Demikianlah, ketika kaum muslim masih dalam keadaan bercerai-berai akibat runtuhnya Khilafah pada 1924, maka sangat mudah bagi musuh-musuh Islam untuk bersatu dan menjajah negeri-negeri Islam. Sejak 7 Oktober hingga 8 November, terhitung sudah 10.569 warga Palestina yang tewas dan 4.324 luka-luka akibat serangan membabi buta dari Israel (CNBC Indonesia, 9/11/2023). Namun, banyaknya korban dari pihak kaum muslim, penguasa negeri-negeri muslim seolah tak berdaya untuk menghentikan pemusnahan massal yang terjadi di Gaza.
Membangkitkan Pemikiran Umat
Dari sejarah kita dapat melihat bahwa kelahiran negara Israel dibidani oleh Inggris, lalu diasuh bak anak emas oleh Amerika dan negara-negara Eropa lainnya. Sesungguhnya, adanya negara Israel sangat berkaitan erat dengan adanya target penjajahan negara adidaya untuk mencengkeram seluruh negeri-negeri muslim. Realitasnya, tak hanya Palestina yang terjajah, tetapi seluruh negeri-negeri muslim juga mengalami penjajahan. Hal ini membuktikan bahwa pendirian negara Israel sebenarnya ada kaitannya dengan perang antara ideologi Barat dengan ideologi Islam. Sehingga tidak pantas jika kaum muslim berharap tawaran solusi kepada kubu penjajah.

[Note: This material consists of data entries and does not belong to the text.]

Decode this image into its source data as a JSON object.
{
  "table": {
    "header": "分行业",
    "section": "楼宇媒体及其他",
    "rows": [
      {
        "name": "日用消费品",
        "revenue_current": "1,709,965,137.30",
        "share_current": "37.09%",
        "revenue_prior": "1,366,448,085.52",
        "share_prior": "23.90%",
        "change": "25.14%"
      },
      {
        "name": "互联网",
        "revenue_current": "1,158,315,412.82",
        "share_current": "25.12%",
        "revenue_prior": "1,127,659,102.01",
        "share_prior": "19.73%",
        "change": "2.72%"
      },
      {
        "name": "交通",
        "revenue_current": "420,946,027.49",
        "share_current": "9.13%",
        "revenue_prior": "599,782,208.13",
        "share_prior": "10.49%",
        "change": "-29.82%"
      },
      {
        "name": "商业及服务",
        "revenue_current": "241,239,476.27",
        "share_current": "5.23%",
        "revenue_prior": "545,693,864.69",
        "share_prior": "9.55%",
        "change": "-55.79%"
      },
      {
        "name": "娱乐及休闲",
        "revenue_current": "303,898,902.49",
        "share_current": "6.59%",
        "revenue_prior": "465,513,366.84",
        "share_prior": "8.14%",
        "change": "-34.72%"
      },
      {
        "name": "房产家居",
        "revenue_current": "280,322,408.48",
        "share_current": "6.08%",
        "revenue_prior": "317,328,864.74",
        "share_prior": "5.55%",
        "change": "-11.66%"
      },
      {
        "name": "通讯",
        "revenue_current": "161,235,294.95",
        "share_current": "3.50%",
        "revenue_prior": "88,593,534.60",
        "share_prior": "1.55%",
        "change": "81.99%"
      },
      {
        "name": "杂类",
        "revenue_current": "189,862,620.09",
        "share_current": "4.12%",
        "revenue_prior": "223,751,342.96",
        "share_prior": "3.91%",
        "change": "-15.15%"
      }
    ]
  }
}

Selama kaum muslim belum bisa memahami akar masalah yang terjadi di Palestina, maka dapat dipastikan solusi yang diberikan tidak pernah menyentuh pokok permasalahannya. Seperti boikot produk Israel, mengecam, memberi bantuan logistik, bergabung dan berharap pada PBB, realitasnya tidak akan berdampak secara signifikan pada nasib Palestina. Sudah lebih dari 100 tahun, namun solusi dan reaksi kaum muslim hanya bisa sebatas mengancam dan mengutuk, tidak lebih dari itu.

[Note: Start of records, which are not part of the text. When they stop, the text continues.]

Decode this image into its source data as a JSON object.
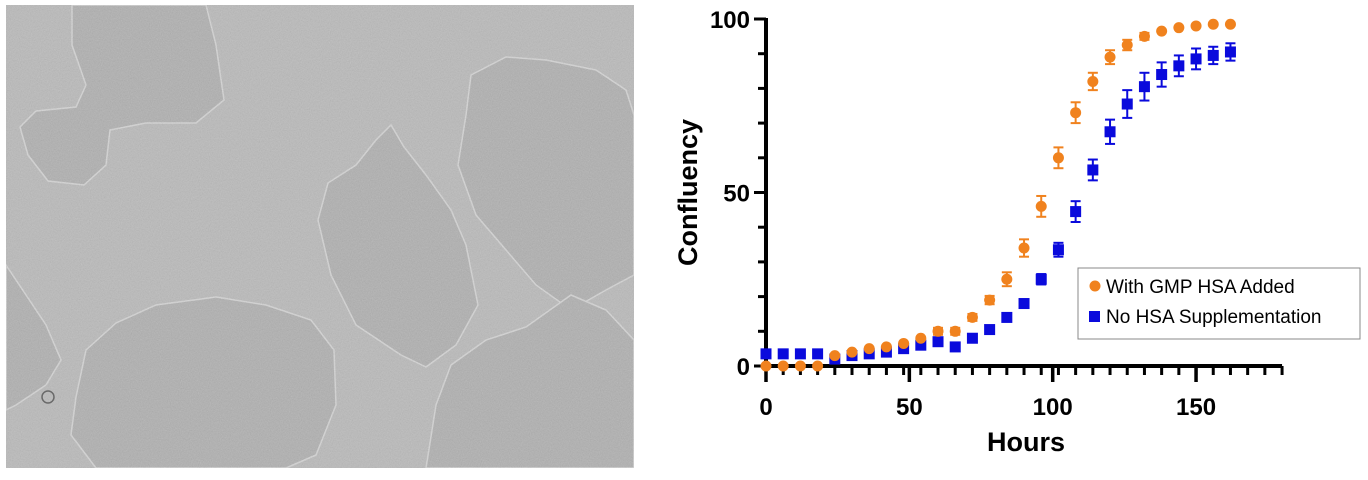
{
  "figure": {
    "left_panel": {
      "description": "Phase-contrast micrograph of cell colonies",
      "background_color": "#b9b9b9"
    },
    "colors": {
      "with_hsa": "#f0821e",
      "no_hsa": "#0a0adc",
      "axis": "#000000"
    }
  },
  "chart_data": {
    "type": "scatter",
    "title": "",
    "xlabel": "Hours",
    "ylabel": "Confluency",
    "xlim": [
      0,
      180
    ],
    "ylim": [
      0,
      100
    ],
    "x_ticks": [
      0,
      50,
      100,
      150
    ],
    "y_ticks": [
      0,
      50,
      100
    ],
    "grid": false,
    "legend_position": "lower right (inside plot)",
    "x": [
      0,
      6,
      12,
      18,
      24,
      30,
      36,
      42,
      48,
      54,
      60,
      66,
      72,
      78,
      84,
      90,
      96,
      102,
      108,
      114,
      120,
      126,
      132,
      138,
      144,
      150,
      156,
      162
    ],
    "series": [
      {
        "name": "With GMP HSA Added",
        "marker": "circle",
        "color": "#f0821e",
        "values": [
          0,
          0,
          0,
          0,
          3,
          4,
          5,
          5.5,
          6.5,
          8,
          10,
          10,
          14,
          19,
          25,
          34,
          46,
          60,
          73,
          82,
          89,
          92.5,
          95,
          96.5,
          97.5,
          98,
          98.5,
          98.5
        ],
        "errors": [
          0,
          0,
          0,
          0,
          0.5,
          0.5,
          0.5,
          0.5,
          0.8,
          0.8,
          1,
          1,
          1,
          1.2,
          2,
          2.5,
          3,
          3,
          3,
          2.5,
          2,
          1.5,
          1,
          0.8,
          0.5,
          0.5,
          0.5,
          0.5
        ]
      },
      {
        "name": "No HSA Supplementation",
        "marker": "square",
        "color": "#0a0adc",
        "values": [
          3.5,
          3.5,
          3.5,
          3.5,
          2,
          3,
          3.5,
          4,
          5,
          6,
          7,
          5.5,
          8,
          10.5,
          14,
          18,
          25,
          33.5,
          44.5,
          56.5,
          67.5,
          75.5,
          80.5,
          84,
          86.5,
          88.5,
          89.5,
          90.5
        ],
        "errors": [
          0.5,
          0.5,
          0.5,
          0.5,
          0.5,
          0.5,
          0.5,
          0.5,
          0.5,
          0.8,
          1,
          1,
          1,
          1,
          1,
          1.2,
          1.5,
          2,
          3,
          3,
          3.5,
          4,
          4,
          3.5,
          3,
          3,
          2.5,
          2.5
        ]
      }
    ]
  }
}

Kaum muslim hanya sekadar memboikot produk-produk Israel, namun tidak dengan pemikiran dan ideologi dari penjajah. Padahal boikot harus dilakukan secara total agar hasilnya juga signifikan, yakni dengan mencabut paham nasionalisme, sekularisme, demokrasi, dan liberalisme yang telah menjadikan semua bentuk penjajahan begitu masif mencengkeram kaum muslim. Bukankah produk-produk Israel bebas dipasarkan di negeri-negeri muslim karena para penguasanya tunduk pada kebijakan negara adidaya dan bergabung pada PBB, NATO, serta terikat pada WTO?
Karena itu, yang harus dilakukan adalah mencabut semua dominasi negara penjajah dari akar-akarnya dengan membebaskan negeri-negeri Islam dari pengaruh dan bentuk penjajahan, baik pada ideologi, bidang pendidikan, militer, kebudayaan, ekonomi, dan sebagainya. Umat harus berani menentang segala hadharah (peradaban) dan mencabut al-qiyadah al-fikriyah (kepemimpinan berpikir) Barat secara mutlak.

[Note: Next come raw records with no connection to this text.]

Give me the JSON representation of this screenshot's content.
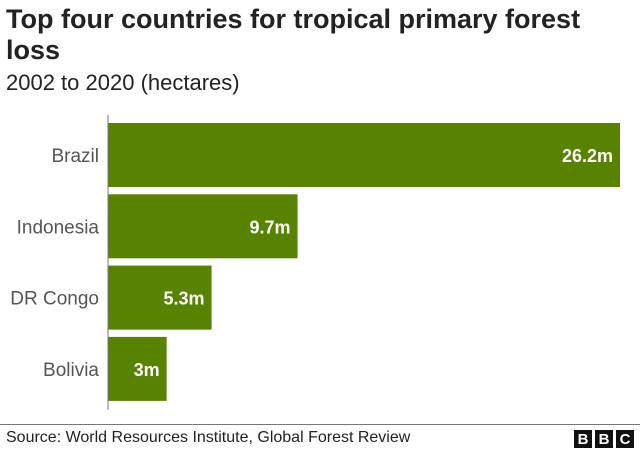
{
  "chart_data": {
    "type": "bar",
    "orientation": "horizontal",
    "title": "Top four countries for tropical primary forest loss",
    "subtitle": "2002 to 2020 (hectares)",
    "categories": [
      "Brazil",
      "Indonesia",
      "DR Congo",
      "Bolivia"
    ],
    "values": [
      26.2,
      9.7,
      5.3,
      3
    ],
    "data_labels": [
      "26.2m",
      "9.7m",
      "5.3m",
      "3m"
    ],
    "unit": "million hectares",
    "color": "#588300",
    "grid": false
  },
  "footer": {
    "source": "Source: World Resources Institute, Global Forest Review",
    "logo": "BBC"
  }
}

Rasulullah Muhammad saw. pernah bersabda, ”Siapa saja yang menyaksikan seorang mukmin dihinakan di hadapannya, tetapi dia tidak menolong mukmin tersebut, padahal dia mampu, Allah pasti akan menghinakan dirinya di hadapan seluruh makhluk-Nya pada hari kiamat.” (HR. Ahmad)
Artinya, persoalan Palestina merupakan persoalan bagi seluruh kaum muslim, tidak hanya isu bagi warga Palestina atau bangsa Arab saja. Sederhananya, tanah suci umat Islam telah dirampas oleh kaum kafir Yahudi Zionis dengan persekongkolan dan dukungan dari Inggris, Amerika, PBB, dan antek-anteknya. Sehingga mengusir entitas Yahudi dan mengembalikan setiap inci tanah kaum muslim tanpa dimediasi oleh Israel dan sekutunya adalah langkah sahih untuk membebaskan Palestina.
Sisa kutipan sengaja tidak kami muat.